As regressing the data is problematic due to outliers/non-normality etc etc, i though a programming method might provide a viable solution without resorting to complicated regression methods.
Thanks a lot
Upvotes: 1
Views: 247
Reputation: 269451
First generate some test data:
x <- c(1, 1, 1, 2, 2, 3, 3, 3, 3)
y <- seq_along(x)
Now assuming the data is sorted by x
calculate the median at each x
and plot:
plot(y ~ x)
m <- tapply(y, x, median)
lines(m ~ unique(x))
Upvotes: 4
Reputation: 263301
Implementing Bolker's idea is really quite simple. This is just plotting the results of the first example in package quantreg's rq
function
require(quantreg)
data(stackloss); fit <- rq(stack.loss ~ Air.Flow, .5, data=stackloss)
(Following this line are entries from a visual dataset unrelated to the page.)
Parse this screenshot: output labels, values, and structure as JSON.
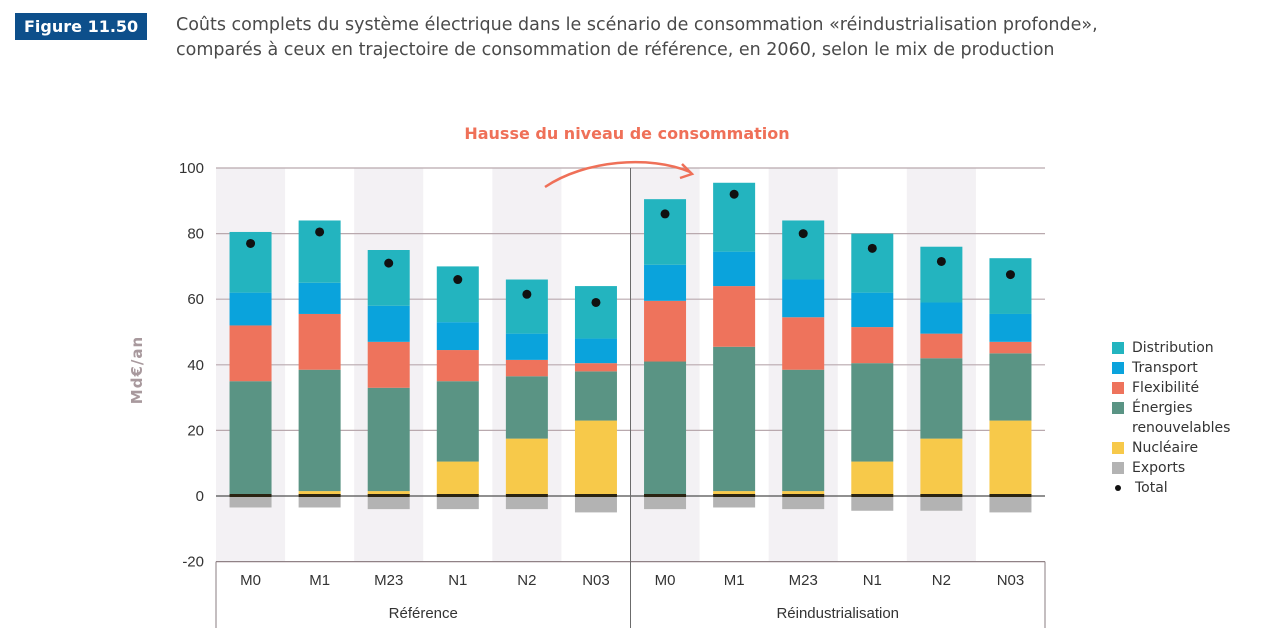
{
  "figure": {
    "badge": "Figure 11.50",
    "title_line1": "Coûts complets du système électrique dans le scénario de consommation «réindustrialisation profonde»,",
    "title_line2": "comparés à ceux en trajectoire de consommation de référence, en 2060, selon le mix de production"
  },
  "chart_data": {
    "type": "bar",
    "stacked": true,
    "title": "Coûts complets du système électrique dans le scénario de consommation «réindustrialisation profonde», comparés à ceux en trajectoire de consommation de référence, en 2060, selon le mix de production",
    "annotation": "Hausse du niveau de consommation",
    "xlabel": "",
    "ylabel": "Md€/an",
    "ylim": [
      -20,
      100
    ],
    "yticks": [
      -20,
      0,
      20,
      40,
      60,
      80,
      100
    ],
    "grid": true,
    "legend_position": "right",
    "groups": [
      {
        "label": "Référence",
        "categories": [
          "M0",
          "M1",
          "M23",
          "N1",
          "N2",
          "N03"
        ]
      },
      {
        "label": "Réindustrialisation",
        "categories": [
          "M0",
          "M1",
          "M23",
          "N1",
          "N2",
          "N03"
        ]
      }
    ],
    "categories": [
      "M0",
      "M1",
      "M23",
      "N1",
      "N2",
      "N03",
      "M0",
      "M1",
      "M23",
      "N1",
      "N2",
      "N03"
    ],
    "series": [
      {
        "name": "Nucléaire",
        "color": "#f7c94a",
        "values": [
          0.0,
          1.5,
          1.5,
          10.5,
          17.5,
          23.0,
          0.0,
          1.5,
          1.5,
          10.5,
          17.5,
          23.0
        ]
      },
      {
        "name": "Énergies renouvelables",
        "color": "#5a9484",
        "values": [
          35.0,
          37.0,
          31.5,
          24.5,
          19.0,
          15.0,
          41.0,
          44.0,
          37.0,
          30.0,
          24.5,
          20.5
        ]
      },
      {
        "name": "Flexibilité",
        "color": "#ee735c",
        "values": [
          17.0,
          17.0,
          14.0,
          9.5,
          5.0,
          2.5,
          18.5,
          18.5,
          16.0,
          11.0,
          7.5,
          3.5
        ]
      },
      {
        "name": "Transport",
        "color": "#0aa3dc",
        "values": [
          10.0,
          9.5,
          11.0,
          8.5,
          8.0,
          7.5,
          11.0,
          10.5,
          11.5,
          10.5,
          9.5,
          8.5
        ]
      },
      {
        "name": "Distribution",
        "color": "#23b4bf",
        "values": [
          18.5,
          19.0,
          17.0,
          17.0,
          16.5,
          16.0,
          20.0,
          21.0,
          18.0,
          18.0,
          17.0,
          17.0
        ]
      },
      {
        "name": "Exports",
        "color": "#b3b3b3",
        "values": [
          -3.5,
          -3.5,
          -4.0,
          -4.0,
          -4.0,
          -5.0,
          -4.0,
          -3.5,
          -4.0,
          -4.5,
          -4.5,
          -5.0
        ]
      }
    ],
    "total": {
      "name": "Total",
      "color": "#111111",
      "values": [
        77.0,
        80.5,
        71.0,
        66.0,
        61.5,
        59.0,
        86.0,
        92.0,
        80.0,
        75.5,
        71.5,
        67.5
      ]
    },
    "legend": [
      "Distribution",
      "Transport",
      "Flexibilité",
      "Énergies renouvelables",
      "Nucléaire",
      "Exports",
      "Total"
    ]
  },
  "legend": {
    "items": [
      {
        "label": "Distribution",
        "color": "#23b4bf"
      },
      {
        "label": "Transport",
        "color": "#0aa3dc"
      },
      {
        "label": "Flexibilité",
        "color": "#ee735c"
      },
      {
        "label": "Énergies renouvelables",
        "color": "#5a9484"
      },
      {
        "label": "Nucléaire",
        "color": "#f7c94a"
      },
      {
        "label": "Exports",
        "color": "#b3b3b3"
      },
      {
        "label": "Total",
        "color": "#111111"
      }
    ]
  }
}
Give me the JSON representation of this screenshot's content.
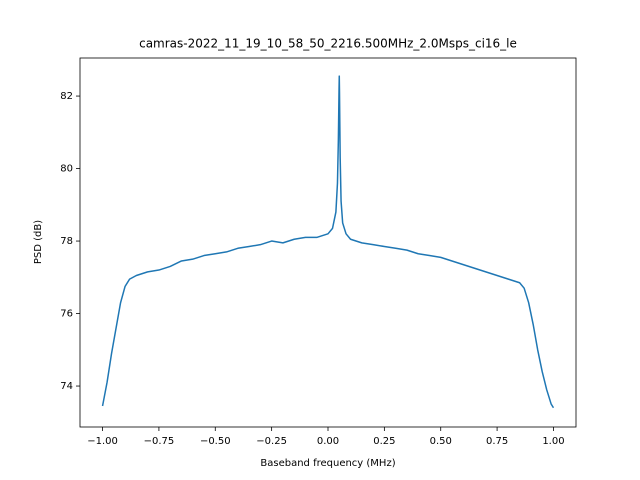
{
  "chart_data": {
    "type": "line",
    "title": "camras-2022_11_19_10_58_50_2216.500MHz_2.0Msps_ci16_le",
    "x_label": "Baseband frequency (MHz)",
    "y_label": "PSD (dB)",
    "series": [
      {
        "color": "#1f77b4",
        "x": [
          -1.0,
          -0.98,
          -0.96,
          -0.94,
          -0.92,
          -0.9,
          -0.88,
          -0.85,
          -0.8,
          -0.75,
          -0.7,
          -0.65,
          -0.6,
          -0.55,
          -0.5,
          -0.45,
          -0.4,
          -0.35,
          -0.3,
          -0.25,
          -0.2,
          -0.15,
          -0.1,
          -0.05,
          0.0,
          0.02,
          0.035,
          0.042,
          0.046,
          0.049,
          0.05,
          0.051,
          0.054,
          0.058,
          0.065,
          0.08,
          0.1,
          0.15,
          0.2,
          0.25,
          0.3,
          0.35,
          0.4,
          0.45,
          0.5,
          0.55,
          0.6,
          0.65,
          0.7,
          0.75,
          0.8,
          0.85,
          0.87,
          0.89,
          0.91,
          0.93,
          0.95,
          0.97,
          0.99,
          1.0
        ],
        "values": [
          73.45,
          74.1,
          74.9,
          75.6,
          76.3,
          76.75,
          76.95,
          77.05,
          77.15,
          77.2,
          77.3,
          77.45,
          77.5,
          77.6,
          77.65,
          77.7,
          77.8,
          77.85,
          77.9,
          78.0,
          77.95,
          78.05,
          78.1,
          78.1,
          78.2,
          78.35,
          78.8,
          79.6,
          80.8,
          82.2,
          82.55,
          82.1,
          80.3,
          79.1,
          78.5,
          78.2,
          78.05,
          77.95,
          77.9,
          77.85,
          77.8,
          77.75,
          77.65,
          77.6,
          77.55,
          77.45,
          77.35,
          77.25,
          77.15,
          77.05,
          76.95,
          76.85,
          76.7,
          76.3,
          75.7,
          75.0,
          74.4,
          73.9,
          73.5,
          73.4
        ]
      }
    ],
    "xlim": [
      -1.1,
      1.1
    ],
    "ylim": [
      72.87,
      83.05
    ],
    "xticks": [
      {
        "value": -1,
        "label": "−1.00"
      },
      {
        "value": -0.75,
        "label": "−0.75"
      },
      {
        "value": -0.5,
        "label": "−0.50"
      },
      {
        "value": -0.25,
        "label": "−0.25"
      },
      {
        "value": 0,
        "label": "0.00"
      },
      {
        "value": 0.25,
        "label": "0.25"
      },
      {
        "value": 0.5,
        "label": "0.50"
      },
      {
        "value": 0.75,
        "label": "0.75"
      },
      {
        "value": 1,
        "label": "1.00"
      }
    ],
    "yticks": [
      74,
      76,
      78,
      80,
      82
    ]
  }
}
with(stackloss, plot(Air.Flow, stack.loss))
abline(a=coef(fit)[1], b=coef(fit)[2])
However that is not an "at every point" solution, so consider this loess
approach:
fit <-loess(stack.loss ~ Air.Flow, data=stackloss, family="symmetric")
plot(stack.loss ~ Air.Flow, data=stackloss)
with(stackloss, lines(sort(unique(Air.Flow)),
predict(fit, data.frame(Air.Flow=sort(unique(Air.Flow))))))
It doesn't do well at the x vlaues where there is only one value but it seems to hit pretty close to the median when using the family="symmetric" option.
Upvotes: 2